A shadow has been lifted over a corner of Paris: Voltaire is back in the City of Light.

The statue of the 18th-century philosopher, a key figure of the Enlightenment, vanished from its plinth almost four years ago, sparking a series of increasingly sombre rumours.

Now the figure of Voltaire has returned to its spot in a tiny square of Paris’s 6th arrondissement.

Karen Taïeb, deputy mayor responsible for the capital’s heritage, said city authorities had made a resin copy of the statue to put back on the plinth because the original stone figure was deemed too fragile to withstand the weather and pollution.

“This is a very fine resin copy,” Taïeb said at the inauguration of the new statue on the original plinth on Tuesday. “The original statue, which was badly damaged and fragile, is now restored and protected.

“The main thing is that the philosopher of the Enlightenment is once again enthroned in his Parisian green setting, continuing to enlighten and awaken sleeping minds.”

Voltaire’s disappearance from the Square Saint-Honoré close to the left bank of the Seine behind the prestigious Académie des Beaux-Arts in 2020, prompted outrage and protests.

At a time of worldwide statue toppling, Parisians feared Voltaire – real name François-Marie Arouet – had fallen to “cancel culture” because of his links to the slave trade.

Rumours spread that the city authorities had succumbed to pressure and hidden him away in a dark corner to avoid protests.
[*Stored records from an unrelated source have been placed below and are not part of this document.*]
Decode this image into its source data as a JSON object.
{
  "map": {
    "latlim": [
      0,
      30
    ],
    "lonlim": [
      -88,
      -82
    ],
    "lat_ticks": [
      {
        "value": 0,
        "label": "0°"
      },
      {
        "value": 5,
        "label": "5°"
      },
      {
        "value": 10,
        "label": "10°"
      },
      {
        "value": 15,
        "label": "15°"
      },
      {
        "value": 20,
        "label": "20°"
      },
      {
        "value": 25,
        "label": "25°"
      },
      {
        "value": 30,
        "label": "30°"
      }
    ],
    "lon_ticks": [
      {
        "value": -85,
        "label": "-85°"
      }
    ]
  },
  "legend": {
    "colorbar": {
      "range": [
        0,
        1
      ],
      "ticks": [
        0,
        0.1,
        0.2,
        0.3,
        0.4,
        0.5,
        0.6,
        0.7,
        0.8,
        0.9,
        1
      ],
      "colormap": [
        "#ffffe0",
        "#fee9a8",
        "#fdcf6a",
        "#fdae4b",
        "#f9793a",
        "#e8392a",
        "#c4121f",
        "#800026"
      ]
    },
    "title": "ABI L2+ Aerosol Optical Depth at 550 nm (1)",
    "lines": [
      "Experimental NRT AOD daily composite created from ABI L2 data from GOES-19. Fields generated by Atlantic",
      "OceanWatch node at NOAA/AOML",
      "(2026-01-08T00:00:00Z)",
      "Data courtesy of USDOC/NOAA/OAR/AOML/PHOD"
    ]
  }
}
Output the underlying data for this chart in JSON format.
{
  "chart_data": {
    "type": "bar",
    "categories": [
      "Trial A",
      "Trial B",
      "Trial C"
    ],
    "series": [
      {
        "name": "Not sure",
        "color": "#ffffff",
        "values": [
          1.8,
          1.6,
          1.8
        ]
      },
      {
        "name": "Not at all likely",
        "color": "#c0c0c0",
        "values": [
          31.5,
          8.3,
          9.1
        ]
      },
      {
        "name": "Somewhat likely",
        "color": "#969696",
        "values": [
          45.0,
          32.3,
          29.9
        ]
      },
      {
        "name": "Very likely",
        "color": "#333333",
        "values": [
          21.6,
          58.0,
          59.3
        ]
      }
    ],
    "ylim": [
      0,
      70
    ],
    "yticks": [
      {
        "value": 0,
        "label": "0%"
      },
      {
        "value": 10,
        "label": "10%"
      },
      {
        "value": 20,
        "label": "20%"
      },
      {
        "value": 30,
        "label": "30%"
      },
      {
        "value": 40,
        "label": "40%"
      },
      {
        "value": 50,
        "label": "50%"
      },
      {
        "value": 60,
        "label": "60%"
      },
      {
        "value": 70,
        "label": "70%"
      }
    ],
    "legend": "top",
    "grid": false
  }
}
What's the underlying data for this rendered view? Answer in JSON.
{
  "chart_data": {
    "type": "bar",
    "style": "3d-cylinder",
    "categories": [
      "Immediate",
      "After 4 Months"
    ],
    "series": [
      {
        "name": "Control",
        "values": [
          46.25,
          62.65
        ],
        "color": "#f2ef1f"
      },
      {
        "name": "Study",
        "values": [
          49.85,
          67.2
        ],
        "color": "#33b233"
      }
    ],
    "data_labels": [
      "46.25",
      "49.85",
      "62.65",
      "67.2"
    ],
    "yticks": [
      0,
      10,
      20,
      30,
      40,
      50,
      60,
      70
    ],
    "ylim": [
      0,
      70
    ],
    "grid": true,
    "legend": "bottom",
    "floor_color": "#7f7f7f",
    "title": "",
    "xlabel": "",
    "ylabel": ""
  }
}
Some feared the artefact had been destroyed, like the city’s original 1878 bronze of Voltaire that was melted down by the occupying Nazis in 1941.

In 2022, after Parisians complained about Voltaire’s continued absence, Taïeb insisted the statue would be back on a pedestal later that year, having been vandalised with red paint and damaged by the elements.
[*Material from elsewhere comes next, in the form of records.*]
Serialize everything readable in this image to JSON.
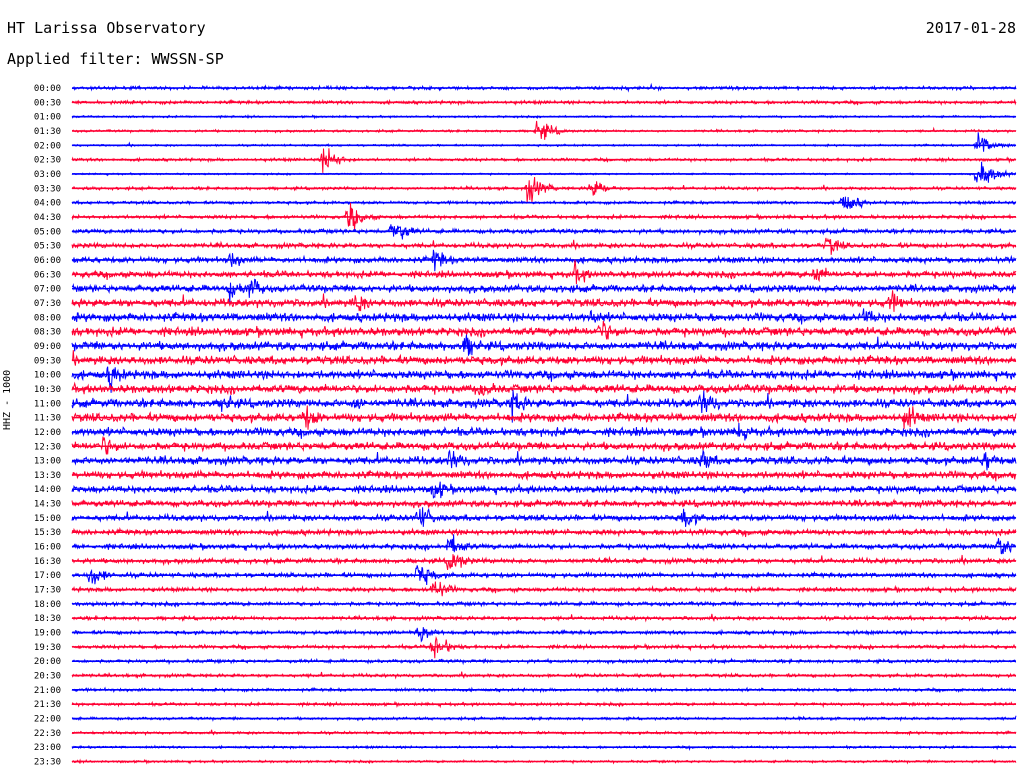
{
  "header": {
    "title": "HT Larissa Observatory",
    "date": "2017-01-28",
    "filter": "Applied filter: WWSSN-SP",
    "channel": "HHZ - 1000"
  },
  "colors": {
    "blue": "#0000ff",
    "red": "#ff0033",
    "background": "#ffffff"
  },
  "chart_data": {
    "type": "line",
    "description_type": "helicorder",
    "row_labels": [
      "00:00",
      "00:30",
      "01:00",
      "01:30",
      "02:00",
      "02:30",
      "03:00",
      "03:30",
      "04:00",
      "04:30",
      "05:00",
      "05:30",
      "06:00",
      "06:30",
      "07:00",
      "07:30",
      "08:00",
      "08:30",
      "09:00",
      "09:30",
      "10:00",
      "10:30",
      "11:00",
      "11:30",
      "12:00",
      "12:30",
      "13:00",
      "13:30",
      "14:00",
      "14:30",
      "15:00",
      "15:30",
      "16:00",
      "16:30",
      "17:00",
      "17:30",
      "18:00",
      "18:30",
      "19:00",
      "19:30",
      "20:00",
      "20:30",
      "21:00",
      "21:30",
      "22:00",
      "22:30",
      "23:00",
      "23:30"
    ],
    "row_colors": [
      "blue",
      "red"
    ],
    "noise_level": [
      1,
      1,
      0.6,
      0.7,
      0.6,
      0.9,
      0.5,
      0.9,
      0.9,
      1.1,
      1.3,
      1.5,
      1.8,
      2.0,
      2.2,
      2.4,
      2.6,
      2.6,
      2.6,
      2.6,
      2.6,
      2.6,
      2.6,
      2.6,
      2.5,
      2.4,
      2.4,
      2.3,
      2.2,
      2.0,
      1.8,
      1.7,
      1.6,
      1.5,
      1.4,
      1.3,
      1.2,
      1.1,
      1.1,
      1.1,
      1.0,
      1.0,
      0.9,
      0.9,
      0.8,
      0.8,
      0.7,
      0.7
    ],
    "events": [
      {
        "row": 7,
        "minute": 14.5,
        "amp": 12
      },
      {
        "row": 7,
        "minute": 16.5,
        "amp": 9
      },
      {
        "row": 6,
        "minute": 28.8,
        "amp": 14
      },
      {
        "row": 9,
        "minute": 8.8,
        "amp": 12
      },
      {
        "row": 10,
        "minute": 10.2,
        "amp": 12
      },
      {
        "row": 12,
        "minute": 11.5,
        "amp": 10
      },
      {
        "row": 12,
        "minute": 5.0,
        "amp": 8
      },
      {
        "row": 13,
        "minute": 23.6,
        "amp": 9
      },
      {
        "row": 14,
        "minute": 5.6,
        "amp": 12
      },
      {
        "row": 14,
        "minute": 5.0,
        "amp": 9
      },
      {
        "row": 15,
        "minute": 9.0,
        "amp": 10
      },
      {
        "row": 15,
        "minute": 26.0,
        "amp": 10
      },
      {
        "row": 16,
        "minute": 16.5,
        "amp": 8
      },
      {
        "row": 16,
        "minute": 25.2,
        "amp": 9
      },
      {
        "row": 17,
        "minute": 16.8,
        "amp": 12
      },
      {
        "row": 18,
        "minute": 12.5,
        "amp": 12
      },
      {
        "row": 20,
        "minute": 1.2,
        "amp": 12
      },
      {
        "row": 21,
        "minute": 13.0,
        "amp": 10
      },
      {
        "row": 22,
        "minute": 4.8,
        "amp": 10
      },
      {
        "row": 22,
        "minute": 9.0,
        "amp": 8
      },
      {
        "row": 22,
        "minute": 14.0,
        "amp": 12
      },
      {
        "row": 22,
        "minute": 20.0,
        "amp": 14
      },
      {
        "row": 23,
        "minute": 7.4,
        "amp": 12
      },
      {
        "row": 23,
        "minute": 26.5,
        "amp": 12
      },
      {
        "row": 24,
        "minute": 21.2,
        "amp": 10
      },
      {
        "row": 25,
        "minute": 1.0,
        "amp": 10
      },
      {
        "row": 26,
        "minute": 12.0,
        "amp": 12
      },
      {
        "row": 26,
        "minute": 20.0,
        "amp": 10
      },
      {
        "row": 26,
        "minute": 29.0,
        "amp": 10
      },
      {
        "row": 28,
        "minute": 11.5,
        "amp": 10
      },
      {
        "row": 30,
        "minute": 11.0,
        "amp": 12
      },
      {
        "row": 30,
        "minute": 19.4,
        "amp": 10
      },
      {
        "row": 32,
        "minute": 12.0,
        "amp": 12
      },
      {
        "row": 32,
        "minute": 29.4,
        "amp": 12
      },
      {
        "row": 33,
        "minute": 12.0,
        "amp": 11
      },
      {
        "row": 34,
        "minute": 0.6,
        "amp": 10
      },
      {
        "row": 34,
        "minute": 11.0,
        "amp": 12
      },
      {
        "row": 35,
        "minute": 11.5,
        "amp": 10
      },
      {
        "row": 38,
        "minute": 11.0,
        "amp": 11
      },
      {
        "row": 39,
        "minute": 11.5,
        "amp": 12
      },
      {
        "row": 11,
        "minute": 24.0,
        "amp": 9
      },
      {
        "row": 13,
        "minute": 16.0,
        "amp": 9
      },
      {
        "row": 4,
        "minute": 28.8,
        "amp": 10
      },
      {
        "row": 5,
        "minute": 8.0,
        "amp": 12
      },
      {
        "row": 8,
        "minute": 24.5,
        "amp": 10
      },
      {
        "row": 3,
        "minute": 14.8,
        "amp": 10
      }
    ]
  }
}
“It has now undergone a little cosmetic surgery in that we have redone the nose, which was almost eroded away,” Taïeb said then.

However, after the restoration work, experts suggested the stone statue created by sculptor Léon-Ernest Drivier, would not withstand further exposure to the elements.

It was to have been installed under the arches of a university medical school half a mile away, but has now been moved to the Chateau de Voltaire at Ferney near the Swiss border north of Geneva, which the philosopher and writer bought in 1758 and was his home until his death in Paris 20 years later.

“The City of Paris is delighted with the outcome of this initiative, which marks the long-awaited return of Voltaire,” said a spokesperson.